One module, one responsibility

Every scanner module is self-contained with no imports from other scanner modules. This makes it straightforward to test, extend, or replace any individual scanner without affecting the rest of the system.


Transport

stdio (Primary)

GuardianShield uses stdio transport as its primary communication channel. The MCP server reads JSON-RPC 2.0 messages from stdin and writes responses to stdout, one message per line. This is the standard transport for local MCP servers and is supported by all major MCP clients.

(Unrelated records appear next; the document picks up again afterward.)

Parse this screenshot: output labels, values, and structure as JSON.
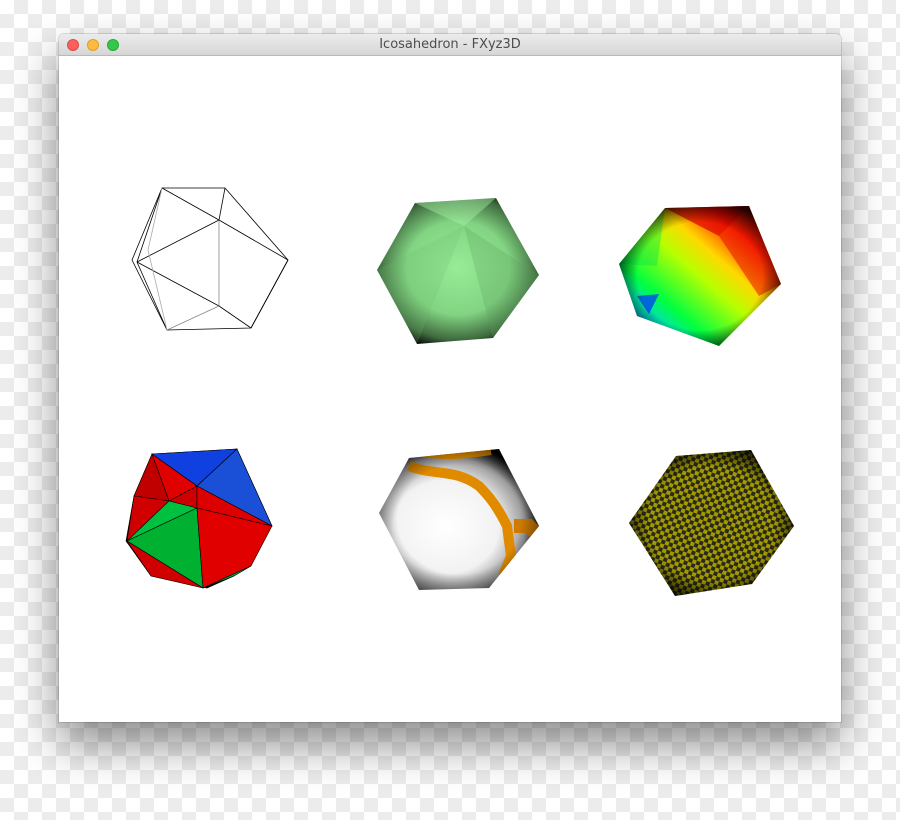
{
  "window": {
    "title": "Icosahedron - FXyz3D",
    "controls": [
      "close",
      "minimize",
      "zoom"
    ]
  },
  "scene": {
    "objects": [
      {
        "name": "wireframe-icosahedron",
        "material": "wireframe",
        "color": "#000000"
      },
      {
        "name": "solid-green-icosahedron",
        "material": "solid",
        "color": "#8fe08f"
      },
      {
        "name": "color-gradient-icosahedron",
        "material": "vertex-gradient",
        "colors": [
          "#ff0000",
          "#ffff00",
          "#00ff00",
          "#0000ff"
        ]
      },
      {
        "name": "faces-colored-icosahedron",
        "material": "face-colors",
        "colors": [
          "#ff0000",
          "#0000ff",
          "#00ff00"
        ]
      },
      {
        "name": "image-textured-icosahedron",
        "material": "image-texture",
        "colors": [
          "#ffffff",
          "#ff9900"
        ]
      },
      {
        "name": "pattern-textured-icosahedron",
        "material": "checker-pattern",
        "colors": [
          "#9c9400",
          "#1e1e1e"
        ]
      }
    ]
  }
}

MCP Client  <--stdin/stdout-->  guardianshield-mcp

Advantages of stdio transport:

  • Universal compatibility — Every MCP client supports stdio. No configuration of ports, hosts, or TLS certificates required.
  • Process isolation — The server runs as a child process of the client, with natural lifecycle management (start on connect, terminate on disconnect).
  • Zero network exposure — No listening sockets, no attack surface beyond the local process boundary.
  • Simple debugging — Pipe JSON-RPC messages directly for testing: echo '{"jsonrpc":"2.0","method":"initialize","id":1,"params":{}}' | guardianshield-mcp

Streamable HTTP (Future)

Planned for a future release

Streamable HTTP transport (SSE-based) is under consideration for scenarios that require remote access to a shared GuardianShield instance — such as team-wide policy enforcement or centralized audit logging. The stdio transport will remain the recommended default for local development.